I’m sure, like me, you remember some of the analysis fuelled in part by then Liberal Democrat pension minister Steve Webb, who suggested pensioners would be taking out large sums of money from their pensions in droves in order to make big-ticket purchases.

Webb’s suggestion this might mean more pensioners driving brand-new Lamborghinis seemed to touch a nerve with many, although it could just have easily been purchases of buy-to-let properties. Indeed, it was widely thought that many pensioners would be taking out their 25% tax-free allowance to invest in property. ‘The rise of the silver landlord’ was here, we were warned.

The rather more frivolous purchases make for better headlines but there was some suggestion that people would immediately blow all their pension savings and would be left to rely on the state once their spending sprees were over, and they had no money left to fund their retirement.

 

You have a fast car?

At the time I thought such an apocalyptic view was ludicrous. The suggestion that people would spend their whole lives saving only to blow it all as soon as they could get their hands on it seemed to fly in the face of the sensible logic of saving into a pension in the first place.

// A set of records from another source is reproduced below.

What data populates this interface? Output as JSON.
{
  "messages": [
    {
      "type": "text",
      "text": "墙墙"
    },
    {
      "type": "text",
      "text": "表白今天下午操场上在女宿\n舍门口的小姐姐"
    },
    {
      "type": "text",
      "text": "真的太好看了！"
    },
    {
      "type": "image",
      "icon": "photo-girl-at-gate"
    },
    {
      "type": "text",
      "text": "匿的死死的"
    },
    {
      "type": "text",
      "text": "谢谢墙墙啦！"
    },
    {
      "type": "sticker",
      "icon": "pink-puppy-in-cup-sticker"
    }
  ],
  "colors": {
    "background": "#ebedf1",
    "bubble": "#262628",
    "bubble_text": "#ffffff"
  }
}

Reading the latest figures on pension access, the Lamborghini-buying vision of the future seems incredibly far removed from reality.

The latest statistics show that, while £16bn has been flexibly withdrawn from pensions since April 2015, the average withdrawal per person in Q4 last year was just over £7,500.

That is hardly going to get you a high-performance sports car and, indeed in our market, probably not enough to put a deposit down on a buy-to-let property and pay off all the accompanying costs.

While I’m sure there will be a couple of examples of pensioners going wild with their cash, this is far from the norm.

In fact, the number of those accessing their money early is on the rise, but they are doing this sensibly and (as you might expect) with an eye on their current needs, but also what they might need from their pension in the future.

This is especially the case if they are, for example, only 55 years old, because the length of time they will need their pension income for could be many decades.

 

Government beliefs

The initial furore, followed by the reality of the policy, shows how little credit the British public is often given.

And from a buy-to-let perspective, there was a significant volume of opinion that pension freedoms would hustle in a huge raft of ‘casual would-be landlords’, utilising their pension cash to buy properties.

The suggestion was that such activity would end disastrously for them and would ultimately push more property out of the owner-occupier space.

I happen to think some in the government of the time believed this, hence the series of ongoing reforms designed to dissuade anyone else from becoming a landlord.

As can be clearly seen, this hasn’t happened and one does sometimes wonder why the reality of a policy isn’t allowed to unfurl before those in power take further decisions based on assumed outcomes?

Just because people could do something, doesn’t mean they will.

If only some of those, who have fundamentally shifted the landlord experience in the intervening couple of years, could have kept that in mind we might have a very different set of market circumstances today.